The patients were evaluated by their physicians and nurses daily for any acute mental status changes including abnormalities in arousal, memory, or cognition. A diagnosis of clinical delirium was entered into the medical record using International Classification of Diseases-10th Revision (Codes F05 or G93.40) criteria.

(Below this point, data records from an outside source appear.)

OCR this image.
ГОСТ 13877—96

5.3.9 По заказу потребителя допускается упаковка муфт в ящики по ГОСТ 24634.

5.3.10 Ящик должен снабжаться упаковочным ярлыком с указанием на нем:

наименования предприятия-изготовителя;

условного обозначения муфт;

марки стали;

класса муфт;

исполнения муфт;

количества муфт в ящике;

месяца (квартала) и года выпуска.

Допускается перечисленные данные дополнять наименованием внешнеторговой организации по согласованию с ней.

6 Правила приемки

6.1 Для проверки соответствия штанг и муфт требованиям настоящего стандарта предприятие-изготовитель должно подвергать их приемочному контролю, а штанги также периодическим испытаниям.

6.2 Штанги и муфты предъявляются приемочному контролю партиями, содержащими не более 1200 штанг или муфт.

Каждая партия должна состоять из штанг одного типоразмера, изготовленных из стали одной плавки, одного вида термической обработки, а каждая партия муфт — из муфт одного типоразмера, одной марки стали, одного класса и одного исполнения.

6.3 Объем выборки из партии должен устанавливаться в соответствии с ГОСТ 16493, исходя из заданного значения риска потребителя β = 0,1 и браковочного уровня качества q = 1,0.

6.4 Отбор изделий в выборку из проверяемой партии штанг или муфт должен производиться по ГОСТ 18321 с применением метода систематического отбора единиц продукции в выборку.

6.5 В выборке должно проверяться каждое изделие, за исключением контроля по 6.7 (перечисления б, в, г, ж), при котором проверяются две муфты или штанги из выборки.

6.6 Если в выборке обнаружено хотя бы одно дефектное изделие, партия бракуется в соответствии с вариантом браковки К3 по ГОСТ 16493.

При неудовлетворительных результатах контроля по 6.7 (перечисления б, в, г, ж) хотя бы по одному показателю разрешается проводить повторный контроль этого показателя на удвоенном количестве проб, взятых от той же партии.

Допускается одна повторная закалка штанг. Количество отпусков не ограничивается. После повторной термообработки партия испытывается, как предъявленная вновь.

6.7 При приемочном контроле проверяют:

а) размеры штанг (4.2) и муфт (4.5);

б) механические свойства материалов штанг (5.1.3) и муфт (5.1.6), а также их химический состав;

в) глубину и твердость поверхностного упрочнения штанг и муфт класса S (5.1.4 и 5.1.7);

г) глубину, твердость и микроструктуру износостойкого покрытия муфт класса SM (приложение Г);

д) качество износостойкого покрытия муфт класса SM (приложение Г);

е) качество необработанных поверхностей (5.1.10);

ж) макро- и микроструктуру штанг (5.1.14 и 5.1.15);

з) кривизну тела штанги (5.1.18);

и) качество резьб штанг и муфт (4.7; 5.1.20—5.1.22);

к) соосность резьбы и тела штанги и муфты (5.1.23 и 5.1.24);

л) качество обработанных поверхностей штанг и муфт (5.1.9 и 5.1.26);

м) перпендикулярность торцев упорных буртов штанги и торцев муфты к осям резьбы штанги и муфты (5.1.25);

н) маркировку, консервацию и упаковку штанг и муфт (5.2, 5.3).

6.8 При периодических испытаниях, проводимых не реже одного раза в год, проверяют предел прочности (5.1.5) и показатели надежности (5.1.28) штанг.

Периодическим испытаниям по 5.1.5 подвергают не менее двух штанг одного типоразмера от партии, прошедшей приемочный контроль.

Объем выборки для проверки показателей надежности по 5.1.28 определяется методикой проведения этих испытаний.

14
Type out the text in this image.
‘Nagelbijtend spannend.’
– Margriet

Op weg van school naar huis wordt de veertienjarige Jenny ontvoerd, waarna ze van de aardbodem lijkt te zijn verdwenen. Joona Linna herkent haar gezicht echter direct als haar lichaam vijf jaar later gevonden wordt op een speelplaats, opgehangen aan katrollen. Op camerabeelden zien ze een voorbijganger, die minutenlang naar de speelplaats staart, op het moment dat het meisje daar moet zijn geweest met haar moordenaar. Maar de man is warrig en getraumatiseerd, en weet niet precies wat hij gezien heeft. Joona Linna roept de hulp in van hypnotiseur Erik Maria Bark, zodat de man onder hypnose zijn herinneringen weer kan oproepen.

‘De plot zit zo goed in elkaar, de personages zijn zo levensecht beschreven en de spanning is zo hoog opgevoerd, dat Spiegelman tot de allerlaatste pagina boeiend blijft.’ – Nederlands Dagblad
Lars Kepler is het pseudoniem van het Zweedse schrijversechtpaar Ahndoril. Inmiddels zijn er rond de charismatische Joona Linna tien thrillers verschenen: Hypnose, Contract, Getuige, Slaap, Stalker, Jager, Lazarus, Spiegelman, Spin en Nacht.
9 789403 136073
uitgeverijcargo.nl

The primary outcomes were changes in cognitive function, defined as changes in Z-scores on each of the seven domains from baseline to one month postoperative time points. Secondary outcomes included the raw postoperative cognitive domain Z-scores, a composite postoperative neurocognitive dysfunction end-point, quality of life measurements, anxiety, and clinical complications (delirium, stroke, atrial fibrillation, intra-aortic balloon insertion, dialysis, multisystem organ failure, duration of ICU admission, duration of hospitalization, and death).[20] Postoperative neurocognitive dysfunction was defined by a clinically meaningful decline in cognitive function based on a change in composite Z-score, comprising all individual cognitive tests. Specifically, individual Z-scores were combined into a global Z-score at each time-point calculated from the average of the individual cognitive tests. These were then re-normalized using the mean and standard deviation of the tests at baseline.[20] Timed tests were multiplied by '-1' so that higher scores represented better performance. Prior studies have suggested that a decline in composite Z scores from baseline of 0.3 to 0.5 to be clinically important.[20,24] A difference between pre- and post-test > 0.3 was considered as postoperative neurocognitive dysfunction.[20]

Primary Exposure

The primary exposure was depressive symptomatology defined as a Beck Depression Inventory score > 13.